第169庫 オーバーキル

「ハッピー、私に運命を切り開く力をちょうだい」


 黒い波動がハッピーに集中していく。

 ナコの強大な魔力により、要塞内が震動する。溜めに溜めた一撃――間もなく、大砲が発射されようとしていた。

 ナコはハッピーを大きく振りかぶり、


「大闇斬っ!」


 暗黒が疾走する。

 それは全てを飲み込まんとする勢い、目にもとまらぬスピードで――一直線に中枢へとひた走っていった。

 遠くから、爆発音が鳴り響く。



 ――《 2、1、ゼ、…… 》



 アナウンスがゼロを刻む直前――停止する。

 その意味が指す答え、僕たちが今生きているということ、それこそが全てを物語っていた。


「……爆発、しない?」

「……成功したみたいだわ」


 僕の呟きにゴザルが頷き返す。


「私、お役に立てたでしょうか?」

「すごいよ、ナコっ!」


 僕はナコを抱き上げ、その場で回転する。

 大量の魔力をぶっ放しておいて、ナコはまだ余裕のある顔付きをしていた。

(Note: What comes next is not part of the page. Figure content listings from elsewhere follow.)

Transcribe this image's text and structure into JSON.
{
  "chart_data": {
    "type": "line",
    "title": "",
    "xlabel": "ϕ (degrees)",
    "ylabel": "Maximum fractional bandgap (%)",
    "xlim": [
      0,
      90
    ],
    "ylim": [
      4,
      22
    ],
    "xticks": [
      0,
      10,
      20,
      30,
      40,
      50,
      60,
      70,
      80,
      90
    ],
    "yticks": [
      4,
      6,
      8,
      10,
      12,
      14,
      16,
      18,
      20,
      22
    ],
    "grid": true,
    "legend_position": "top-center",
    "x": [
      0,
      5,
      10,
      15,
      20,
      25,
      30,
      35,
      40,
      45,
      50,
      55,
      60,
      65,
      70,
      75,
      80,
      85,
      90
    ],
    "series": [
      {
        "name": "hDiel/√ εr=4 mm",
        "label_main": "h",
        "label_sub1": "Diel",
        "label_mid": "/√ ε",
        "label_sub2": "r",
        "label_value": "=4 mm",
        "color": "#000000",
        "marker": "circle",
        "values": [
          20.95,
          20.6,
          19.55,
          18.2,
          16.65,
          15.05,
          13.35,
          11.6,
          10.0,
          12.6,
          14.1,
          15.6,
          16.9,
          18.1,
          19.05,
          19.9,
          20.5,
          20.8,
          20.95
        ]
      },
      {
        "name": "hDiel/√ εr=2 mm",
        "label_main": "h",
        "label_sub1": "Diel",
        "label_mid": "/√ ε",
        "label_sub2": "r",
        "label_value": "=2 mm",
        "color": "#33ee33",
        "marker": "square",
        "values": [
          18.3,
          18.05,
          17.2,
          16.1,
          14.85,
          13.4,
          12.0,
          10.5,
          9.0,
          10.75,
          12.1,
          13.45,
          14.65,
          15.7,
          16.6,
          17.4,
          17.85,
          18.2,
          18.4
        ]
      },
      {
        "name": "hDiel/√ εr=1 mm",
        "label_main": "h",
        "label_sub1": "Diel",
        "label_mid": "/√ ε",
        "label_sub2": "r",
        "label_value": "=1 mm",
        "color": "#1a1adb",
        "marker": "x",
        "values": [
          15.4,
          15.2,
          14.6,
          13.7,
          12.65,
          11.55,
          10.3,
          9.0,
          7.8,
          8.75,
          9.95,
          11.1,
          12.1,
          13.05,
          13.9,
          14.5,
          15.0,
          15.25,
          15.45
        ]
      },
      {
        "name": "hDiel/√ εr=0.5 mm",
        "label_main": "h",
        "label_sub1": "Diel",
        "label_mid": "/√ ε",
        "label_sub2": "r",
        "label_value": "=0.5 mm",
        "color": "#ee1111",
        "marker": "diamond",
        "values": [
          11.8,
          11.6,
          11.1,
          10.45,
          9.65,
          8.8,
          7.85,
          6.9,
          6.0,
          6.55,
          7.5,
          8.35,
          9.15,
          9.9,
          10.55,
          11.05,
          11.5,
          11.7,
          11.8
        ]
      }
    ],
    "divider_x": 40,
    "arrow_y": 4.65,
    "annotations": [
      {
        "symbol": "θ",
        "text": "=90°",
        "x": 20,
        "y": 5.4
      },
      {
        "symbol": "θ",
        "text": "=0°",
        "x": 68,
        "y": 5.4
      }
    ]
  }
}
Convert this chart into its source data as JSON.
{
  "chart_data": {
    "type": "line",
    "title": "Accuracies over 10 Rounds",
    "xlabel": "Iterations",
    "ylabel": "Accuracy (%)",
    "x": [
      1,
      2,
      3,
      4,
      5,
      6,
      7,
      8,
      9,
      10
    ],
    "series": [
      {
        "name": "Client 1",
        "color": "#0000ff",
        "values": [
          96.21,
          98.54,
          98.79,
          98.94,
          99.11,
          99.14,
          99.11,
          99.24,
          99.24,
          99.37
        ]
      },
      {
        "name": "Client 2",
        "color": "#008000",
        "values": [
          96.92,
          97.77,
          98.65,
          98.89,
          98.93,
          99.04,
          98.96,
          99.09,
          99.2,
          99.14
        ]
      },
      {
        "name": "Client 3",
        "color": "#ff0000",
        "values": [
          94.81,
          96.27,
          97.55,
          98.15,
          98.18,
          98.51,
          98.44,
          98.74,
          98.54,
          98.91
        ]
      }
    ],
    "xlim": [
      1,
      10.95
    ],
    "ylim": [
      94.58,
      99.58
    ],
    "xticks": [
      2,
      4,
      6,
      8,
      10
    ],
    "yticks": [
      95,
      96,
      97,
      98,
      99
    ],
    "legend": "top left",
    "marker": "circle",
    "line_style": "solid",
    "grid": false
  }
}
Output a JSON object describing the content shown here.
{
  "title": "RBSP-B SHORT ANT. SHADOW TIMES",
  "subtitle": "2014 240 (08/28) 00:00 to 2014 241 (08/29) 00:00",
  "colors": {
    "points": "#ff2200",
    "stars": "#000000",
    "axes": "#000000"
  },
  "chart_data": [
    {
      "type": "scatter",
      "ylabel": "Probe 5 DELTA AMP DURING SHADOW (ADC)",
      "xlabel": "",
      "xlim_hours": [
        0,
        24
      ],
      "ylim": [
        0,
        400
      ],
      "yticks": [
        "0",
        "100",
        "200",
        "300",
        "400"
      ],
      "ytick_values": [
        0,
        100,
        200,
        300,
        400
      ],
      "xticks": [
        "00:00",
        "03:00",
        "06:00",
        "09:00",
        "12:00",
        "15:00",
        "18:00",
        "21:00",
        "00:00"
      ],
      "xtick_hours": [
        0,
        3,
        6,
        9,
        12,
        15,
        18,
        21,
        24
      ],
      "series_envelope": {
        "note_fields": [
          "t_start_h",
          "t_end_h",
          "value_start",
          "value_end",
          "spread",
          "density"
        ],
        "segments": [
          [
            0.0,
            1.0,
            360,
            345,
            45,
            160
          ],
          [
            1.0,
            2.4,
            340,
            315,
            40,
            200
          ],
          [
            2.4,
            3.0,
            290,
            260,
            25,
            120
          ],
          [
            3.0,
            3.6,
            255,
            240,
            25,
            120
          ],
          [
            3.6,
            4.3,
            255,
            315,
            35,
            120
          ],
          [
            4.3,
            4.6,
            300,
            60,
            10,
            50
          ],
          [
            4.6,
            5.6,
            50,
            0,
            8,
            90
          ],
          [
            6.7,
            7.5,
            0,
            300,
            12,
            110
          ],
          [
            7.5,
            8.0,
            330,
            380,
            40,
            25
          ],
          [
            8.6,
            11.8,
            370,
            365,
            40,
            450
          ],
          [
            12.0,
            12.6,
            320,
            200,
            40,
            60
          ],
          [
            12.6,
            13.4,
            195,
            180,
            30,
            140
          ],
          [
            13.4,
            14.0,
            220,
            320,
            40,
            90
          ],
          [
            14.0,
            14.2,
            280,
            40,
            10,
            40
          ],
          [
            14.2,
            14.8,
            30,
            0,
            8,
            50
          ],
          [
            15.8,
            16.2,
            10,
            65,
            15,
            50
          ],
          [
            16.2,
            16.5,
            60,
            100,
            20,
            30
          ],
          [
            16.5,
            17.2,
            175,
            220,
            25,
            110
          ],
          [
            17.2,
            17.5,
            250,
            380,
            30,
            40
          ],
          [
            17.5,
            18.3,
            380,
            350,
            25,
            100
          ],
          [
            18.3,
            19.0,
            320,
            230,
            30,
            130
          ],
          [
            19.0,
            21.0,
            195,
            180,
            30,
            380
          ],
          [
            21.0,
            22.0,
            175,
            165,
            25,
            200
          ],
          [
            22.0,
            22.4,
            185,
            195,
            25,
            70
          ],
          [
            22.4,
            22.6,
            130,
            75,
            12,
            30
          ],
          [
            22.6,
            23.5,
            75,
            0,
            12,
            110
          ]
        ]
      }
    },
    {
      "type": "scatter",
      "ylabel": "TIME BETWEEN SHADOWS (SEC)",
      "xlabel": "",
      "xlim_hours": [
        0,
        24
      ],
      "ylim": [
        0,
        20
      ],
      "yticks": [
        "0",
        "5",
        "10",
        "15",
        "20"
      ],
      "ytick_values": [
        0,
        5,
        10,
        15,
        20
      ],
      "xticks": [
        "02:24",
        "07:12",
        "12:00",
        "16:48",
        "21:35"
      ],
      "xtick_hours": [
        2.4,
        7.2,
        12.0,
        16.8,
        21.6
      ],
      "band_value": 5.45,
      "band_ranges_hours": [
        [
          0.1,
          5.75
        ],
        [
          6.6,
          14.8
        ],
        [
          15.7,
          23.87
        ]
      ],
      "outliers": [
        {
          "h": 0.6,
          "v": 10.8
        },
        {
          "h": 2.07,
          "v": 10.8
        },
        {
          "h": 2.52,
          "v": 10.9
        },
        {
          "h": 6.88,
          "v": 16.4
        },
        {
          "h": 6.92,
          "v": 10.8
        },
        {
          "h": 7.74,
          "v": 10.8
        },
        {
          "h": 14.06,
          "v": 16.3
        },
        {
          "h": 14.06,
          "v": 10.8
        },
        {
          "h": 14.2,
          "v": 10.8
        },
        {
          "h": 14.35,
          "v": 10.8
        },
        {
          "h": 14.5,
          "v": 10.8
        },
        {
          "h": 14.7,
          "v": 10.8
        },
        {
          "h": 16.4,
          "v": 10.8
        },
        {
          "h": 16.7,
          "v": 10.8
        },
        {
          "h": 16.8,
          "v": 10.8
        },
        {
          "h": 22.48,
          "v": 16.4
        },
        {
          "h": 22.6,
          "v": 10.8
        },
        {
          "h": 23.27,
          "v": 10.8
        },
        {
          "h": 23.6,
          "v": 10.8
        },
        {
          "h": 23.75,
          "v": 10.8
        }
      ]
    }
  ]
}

魔法少女というジョブは本当に謎である。

 だが、今は結果よければ――よしとしよう。


「ふふ。クーラ、もっとほめてください」

「ナコさん、最高っ!」

「クーラにほめられると嬉しいです」


 ナコが嬉しそうに笑う。

 自爆に巻き込まれ、全滅するという最大の危機は去った。フレイムドルフという世界の脅威も消えた。

 あとはもう――撤退するのみだ。


「ソラ、ナコちゃん、水を差すようで悪いんだけれど――まだまだ喜ぶのは早いかもしれないわ」


 ゴザルが頭上を見上げながら、血の気の引いた顔で言う。


「このままだと、要塞が崩壊するわ」

「「えっ」」


 僕とナコの声が自然と重なる。

 ナコの一撃は想定を遥かに超えて強く激しく、この堅固な地下要塞の耐久力すら圧倒してしまったのだろう。

 嵐の前の静けさだったのか、要塞全体が揺れ始める。

 一難去ってまた一難――要塞のあちこちが崩れ落ち、僕たち目掛けて落下してくるのであった。